Favorite Holiday Movies: Where my girls at?

Well I am problematizing the everyday. Thanks Dorothy Smith for the book, The Everyday World as Problematic. As I sat down yesterday to watch my favorite holiday movies my feminist mind took over, yet again. Ever since I found out about the Bechdel test which basically highlights how most movies do not have adequate representation of female characters, I tend to criticize every movie I watch (Note: it is probably not fun for people to attend movies with me, sorry friends!). The Bechdel Test is simple and all the movie needs is: 1.) It has to have a least two women in it. 2.) Who talk to each other. 3.) About something other than a man.

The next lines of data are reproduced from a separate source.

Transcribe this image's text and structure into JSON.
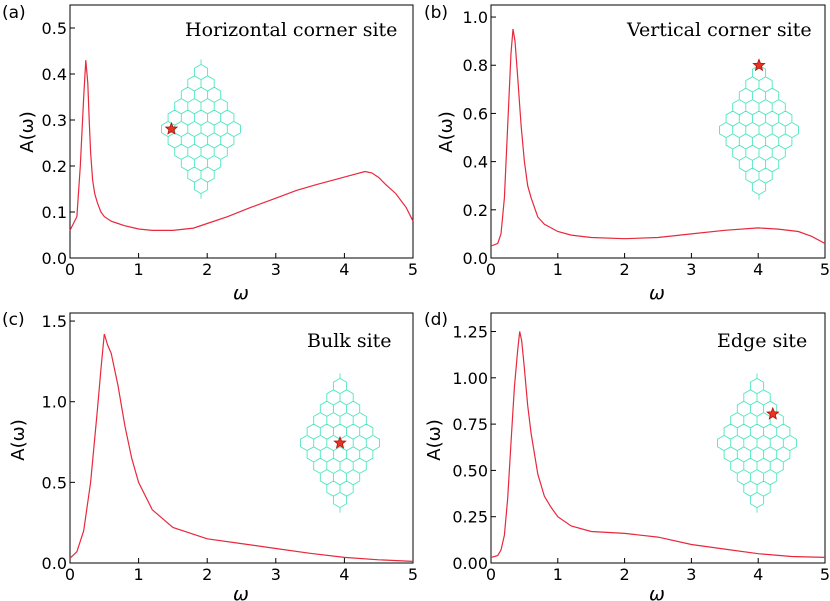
{
  "chart_data": [
    {
      "type": "line",
      "panel": "(a)",
      "title": "Horizontal  corner site",
      "xlabel": "ω",
      "ylabel": "A(ω)",
      "xlim": [
        0,
        5
      ],
      "ylim": [
        0,
        0.55
      ],
      "xticks": [
        0,
        1,
        2,
        3,
        4,
        5
      ],
      "xtick_labels": [
        "0",
        "1",
        "2",
        "3",
        "4",
        "5"
      ],
      "yticks": [
        0,
        0.1,
        0.2,
        0.3,
        0.4,
        0.5
      ],
      "ytick_labels": [
        "0.0",
        "0.1",
        "0.2",
        "0.3",
        "0.4",
        "0.5"
      ],
      "line_color": "#e8283c",
      "inset_marker": "star",
      "x": [
        0,
        0.1,
        0.15,
        0.2,
        0.23,
        0.26,
        0.28,
        0.3,
        0.33,
        0.36,
        0.4,
        0.45,
        0.5,
        0.6,
        0.7,
        0.8,
        1.0,
        1.2,
        1.5,
        1.8,
        2.0,
        2.3,
        2.6,
        3.0,
        3.3,
        3.6,
        3.9,
        4.1,
        4.3,
        4.4,
        4.5,
        4.6,
        4.75,
        4.9,
        5.0
      ],
      "y": [
        0.06,
        0.09,
        0.2,
        0.35,
        0.43,
        0.38,
        0.3,
        0.23,
        0.17,
        0.14,
        0.12,
        0.1,
        0.09,
        0.08,
        0.075,
        0.07,
        0.063,
        0.06,
        0.06,
        0.065,
        0.075,
        0.09,
        0.108,
        0.13,
        0.147,
        0.16,
        0.172,
        0.18,
        0.188,
        0.185,
        0.175,
        0.16,
        0.14,
        0.11,
        0.08
      ]
    },
    {
      "type": "line",
      "panel": "(b)",
      "title": "Vertical corner site",
      "xlabel": "ω",
      "ylabel": "A(ω)",
      "xlim": [
        0,
        5
      ],
      "ylim": [
        0,
        1.05
      ],
      "xticks": [
        0,
        1,
        2,
        3,
        4,
        5
      ],
      "xtick_labels": [
        "0",
        "1",
        "2",
        "3",
        "4",
        "5"
      ],
      "yticks": [
        0,
        0.2,
        0.4,
        0.6,
        0.8,
        1.0
      ],
      "ytick_labels": [
        "0.0",
        "0.2",
        "0.4",
        "0.6",
        "0.8",
        "1.0"
      ],
      "line_color": "#e8283c",
      "inset_marker": "star",
      "x": [
        0,
        0.1,
        0.15,
        0.2,
        0.25,
        0.3,
        0.33,
        0.36,
        0.4,
        0.45,
        0.5,
        0.55,
        0.6,
        0.7,
        0.8,
        1.0,
        1.2,
        1.5,
        2.0,
        2.5,
        3.0,
        3.5,
        4.0,
        4.3,
        4.6,
        4.8,
        5.0
      ],
      "y": [
        0.05,
        0.06,
        0.1,
        0.25,
        0.55,
        0.85,
        0.95,
        0.9,
        0.75,
        0.55,
        0.4,
        0.3,
        0.25,
        0.17,
        0.14,
        0.11,
        0.095,
        0.085,
        0.08,
        0.085,
        0.1,
        0.115,
        0.125,
        0.12,
        0.11,
        0.09,
        0.06
      ]
    },
    {
      "type": "line",
      "panel": "(c)",
      "title": "Bulk site",
      "xlabel": "ω",
      "ylabel": "A(ω)",
      "xlim": [
        0,
        5
      ],
      "ylim": [
        0,
        1.55
      ],
      "xticks": [
        0,
        1,
        2,
        3,
        4,
        5
      ],
      "xtick_labels": [
        "0",
        "1",
        "2",
        "3",
        "4",
        "5"
      ],
      "yticks": [
        0,
        0.5,
        1.0,
        1.5
      ],
      "ytick_labels": [
        "0.0",
        "0.5",
        "1.0",
        "1.5"
      ],
      "line_color": "#e8283c",
      "inset_marker": "star",
      "x": [
        0,
        0.1,
        0.2,
        0.3,
        0.4,
        0.45,
        0.5,
        0.55,
        0.6,
        0.65,
        0.7,
        0.8,
        0.9,
        1.0,
        1.2,
        1.5,
        2.0,
        2.5,
        3.0,
        3.5,
        4.0,
        4.5,
        5.0
      ],
      "y": [
        0.03,
        0.07,
        0.2,
        0.5,
        0.95,
        1.2,
        1.42,
        1.35,
        1.3,
        1.2,
        1.1,
        0.85,
        0.65,
        0.5,
        0.33,
        0.22,
        0.15,
        0.12,
        0.09,
        0.06,
        0.035,
        0.02,
        0.01
      ]
    },
    {
      "type": "line",
      "panel": "(d)",
      "title": "Edge site",
      "xlabel": "ω",
      "ylabel": "A(ω)",
      "xlim": [
        0,
        5
      ],
      "ylim": [
        0,
        1.35
      ],
      "xticks": [
        0,
        1,
        2,
        3,
        4,
        5
      ],
      "xtick_labels": [
        "0",
        "1",
        "2",
        "3",
        "4",
        "5"
      ],
      "yticks": [
        0,
        0.25,
        0.5,
        0.75,
        1.0,
        1.25
      ],
      "ytick_labels": [
        "0.00",
        "0.25",
        "0.50",
        "0.75",
        "1.00",
        "1.25"
      ],
      "line_color": "#e8283c",
      "inset_marker": "star",
      "x": [
        0,
        0.1,
        0.15,
        0.2,
        0.25,
        0.3,
        0.35,
        0.4,
        0.43,
        0.46,
        0.5,
        0.55,
        0.6,
        0.7,
        0.8,
        0.9,
        1.0,
        1.2,
        1.5,
        2.0,
        2.5,
        3.0,
        3.5,
        4.0,
        4.5,
        5.0
      ],
      "y": [
        0.03,
        0.04,
        0.07,
        0.15,
        0.35,
        0.65,
        0.95,
        1.15,
        1.25,
        1.2,
        1.05,
        0.85,
        0.7,
        0.48,
        0.36,
        0.3,
        0.25,
        0.2,
        0.17,
        0.16,
        0.14,
        0.1,
        0.075,
        0.05,
        0.035,
        0.03
      ]
    }
  ],
  "colors": {
    "line": "#e8283c",
    "lattice": "#4fe6c0",
    "star_fill": "#e8351e",
    "star_edge": "#b01010"
  }
}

So I decided to analyze my favorite Holiday movies. In no specific order:

Elf (2003)

Well like most holiday movies the lead character is a man, Will Ferrell a.k.a, Buddy the Elf. Now I find Will Ferrell hilarious and this movie is so stupid funny I am usually quoting it for days. For example, “Buddy the Elf! What’s your favorite color?” or “Have you seen these toilets? They’re ginormous!” So this movie is upbeat and positive, but their are two primary female characters and they do not talk to each other (partial pass to the Bechdel test). They may talk to each other somewhere towards the end for a hot second, but I can’t really remember and if so,  it is only as a passing nod. But….are they represented as women or tropes? See (www.feministfrequency.com). The first female lead is  Zooey Deshanel who often seems to play the part of the manic-pixie dream girl such as in 500 days of summer, but in Elf she is more cynical. Indeed it seems that Buddy the Elf is the manic-pixie dream  MAN(?) that drives Zooey’s character out of her brooding cynicism of Christmas. Is this movie challenging gender stereotypes?

National Lampoon’s Christmas Vacation (1989)

Well this movie does pass the Bechdel test (although does it count if all female characters are within the same family?)! And, to boot the lead character Clark Griswold is not afraid to show his emotions. Clark is the one that gets all nostalgic about Christmas and even cries during the movie when he is watching his families old Christmas movie reels. However, the division of labor within this household is definitely along traditional gender lines with the women in the kitchen and the men putting up the outside Christmas lights. Also, what about when Clark is hitting on the much younger woman at the store and then dreams about her later? Is this just normal or is it a subtle message to married women that men are always going to be fantasizing about a younger woman? A continuation of a subtle yet strong message to women that we need to stay young and beautiful. But wait his wife is young and beautiful! Some may say that I am over-exaggerating the influence of the beauty message but, when documentaries such as the Science of Beauty or Killing us Softly illuminate how the media continuously dictates to girls and women this unattainable perfection this subtle message speaks loudly.

A Christmas Story (1983)

This was my first favorite holiday movie and it absolutely does NOT pass the Bechdel test. Now one can argue that this is a period piece so, of course, it is reflective of the times. Then, I will not argue  about how gender is constructed in this movie, however, there is also a severe lack of female representation in this movie. The movie is based off a book so the real criticism lies there (not that I read the book though!). The only female characters we get are the mom who “acts crazy” and gets jealous about a lamp and a female teacher which to me is nuff’ said. Although I will give a passing nod to the young female that talks to Ralphie while he is waiting for Santa that is dressed like an aviator (I am going off memory here). She does not fit the traditional gender stereotype. So there ya go we have a 3o second blip of some gender difference. On that note, may I suggest that none of these movies so far go truly beyond the binary. The media in general seems to ignore different representations of gender and sexuality and when they do include them they are more likely to be stereotypical. For example, the “flaming” gay man or the “butch” lesbian.  For more on the discussion regarding the complication of gender and sexuality see, Julia Serano’s Whipping Girl.

And, last but not least….

Home Alone (1990)

This film surrounds the antics of one boy, not girl. So all in all not only does this movie not pass the Bechdel test, but I also can really pick apart the only female lead character. Kevin’s mother who will do anything to get home to her son that SHE is responsible for leaving home alone. This plays into the notion that only a mother can truly be negligent. Indeed, the father stays back and does not have to bear any of the blame for the little faux paus of leaving behind one’s child. He does not even notice that the son is not there until the mother mentions it and he takes the entire debacle in stride.

Now there are other movies out there and I would love to hear people’s thoughts and suggestions!